Depending on the exact location and type of the defect, and the characteristic of different kids’ bodies, the treatment may be less extensive or different, and it is frequently different for girls and boys; but this has been our experience.

 

So, what does it mean to have Anal Atresia ( in daily life, school, sports)? But what about home life?

Right now, for our son, his condition makes just no difference to him (other than having 45 minutes sitting in quiet, for his homework or other things --- not really a bad thing).  He swims, plays sports, even has overnights with friends (by juggling his enema schedule he can safely have a normal overnight without having to do his chore in someone else’s house).  We all went car camping last summer for a week.  (We just packed our son a portable camping toilet to avoid tying up the campgrounds facility.)  Very few people he knows have the slightest inkling that he has a plastic button on his stomach, much less what it is for.

It was a while getting here, of course.  He spent years in a social welfare agency in China, where he was loved and sheltered but his condition wasn’t well managed.  When sent to a private kindergarten because he was recognized as exceptionally bright, he found himself teased and shunned by the community kids because of his diapers and odor.  Home in America, we moved him to pull-ups and a controlled diet to achieve management of the timing of his bowel movements. His school environment in America was understanding and his playmates forgiving, during that initial year or so in the pre-button days when accidents did happen despite all efforts  (a diet heavy on ‘constipating’ foods and eschewing fruits and the like, medication to stop his system, medication to start it) and he always had to have the extra change of clothing at school.  Doing it over, I would have done the installation of the button far earlier; it has made all the difference in the world – no more accidents at all.  We made it, and all that early effort recedes to the past.

He isn’t allowed to eat watermelon, still, and very little citrus, for fear of developing diarrhea but in other respects his diet has come to a perfectly normal one. 

 

Can we do this?

I’ll confess: when we committed to adopt our son, we thought that the indications were that he had gained bowel control, so we never really asked ourselves that question.  In retrospect, the answer is of course we could have, as we in fact have and the very idea that we might have been deterred is just chilling.  Americans have some special sensitivity about ‘poop’ issues; but frankly, if you can handle a baby and all the poop involved there for a couple of years, you can handle this (a good deal less challenging) esthetic issue for the time necessary to get in control.  After that, of course, it is a big nothing. 

 

If we adopt, what could our child with I. A. hope for in the future?   

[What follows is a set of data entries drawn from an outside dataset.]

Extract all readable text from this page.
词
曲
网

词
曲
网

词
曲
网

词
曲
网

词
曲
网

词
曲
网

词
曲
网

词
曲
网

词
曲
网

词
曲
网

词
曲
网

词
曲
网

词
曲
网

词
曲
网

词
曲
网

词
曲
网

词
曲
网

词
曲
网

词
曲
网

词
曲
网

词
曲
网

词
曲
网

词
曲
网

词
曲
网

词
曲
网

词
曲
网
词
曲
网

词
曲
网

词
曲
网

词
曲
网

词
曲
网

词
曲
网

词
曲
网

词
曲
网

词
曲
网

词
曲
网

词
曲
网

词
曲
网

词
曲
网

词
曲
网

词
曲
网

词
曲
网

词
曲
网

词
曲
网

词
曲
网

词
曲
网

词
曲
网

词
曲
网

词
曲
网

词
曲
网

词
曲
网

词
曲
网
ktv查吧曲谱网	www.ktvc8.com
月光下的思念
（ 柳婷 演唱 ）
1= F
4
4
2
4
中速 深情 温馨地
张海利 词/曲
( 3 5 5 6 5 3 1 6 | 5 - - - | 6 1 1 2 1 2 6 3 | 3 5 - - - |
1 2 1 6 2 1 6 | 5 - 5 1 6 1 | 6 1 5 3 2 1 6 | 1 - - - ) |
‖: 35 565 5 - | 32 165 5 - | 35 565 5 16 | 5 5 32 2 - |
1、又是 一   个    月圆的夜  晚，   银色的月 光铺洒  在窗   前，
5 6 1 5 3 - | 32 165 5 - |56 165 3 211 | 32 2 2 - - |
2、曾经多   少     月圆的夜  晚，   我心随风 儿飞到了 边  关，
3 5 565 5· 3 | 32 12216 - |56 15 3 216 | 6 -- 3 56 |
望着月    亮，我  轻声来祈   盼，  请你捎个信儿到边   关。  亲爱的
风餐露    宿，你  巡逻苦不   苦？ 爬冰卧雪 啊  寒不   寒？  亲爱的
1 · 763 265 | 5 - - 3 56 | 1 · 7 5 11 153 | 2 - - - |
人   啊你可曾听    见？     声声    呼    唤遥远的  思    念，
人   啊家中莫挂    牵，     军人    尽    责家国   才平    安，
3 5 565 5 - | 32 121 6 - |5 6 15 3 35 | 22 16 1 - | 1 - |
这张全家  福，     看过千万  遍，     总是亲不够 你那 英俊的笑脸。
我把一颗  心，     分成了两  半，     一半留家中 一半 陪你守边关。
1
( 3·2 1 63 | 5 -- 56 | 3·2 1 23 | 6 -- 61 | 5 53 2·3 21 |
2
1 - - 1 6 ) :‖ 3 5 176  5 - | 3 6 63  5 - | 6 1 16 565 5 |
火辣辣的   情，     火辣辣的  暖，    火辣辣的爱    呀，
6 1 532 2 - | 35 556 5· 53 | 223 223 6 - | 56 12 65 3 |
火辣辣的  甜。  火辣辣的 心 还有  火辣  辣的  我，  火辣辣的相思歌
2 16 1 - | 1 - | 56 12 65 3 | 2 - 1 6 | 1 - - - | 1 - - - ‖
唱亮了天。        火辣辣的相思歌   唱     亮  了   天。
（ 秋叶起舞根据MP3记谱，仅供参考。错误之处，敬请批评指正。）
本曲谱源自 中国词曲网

For our son, the condition should make no difference to his future (which, as a mom, I modestly describe as dazzling), as it makes no difference to his present; he can take care of his whole routine himself if he needs to, at age 9, so he can be entirely independent.  As an adult he can look forward to a normal family life, as well as professional opportunities and a world of adventure and achievement.  He has no health issues – just this little structural difference, which our work-around handles splendidly.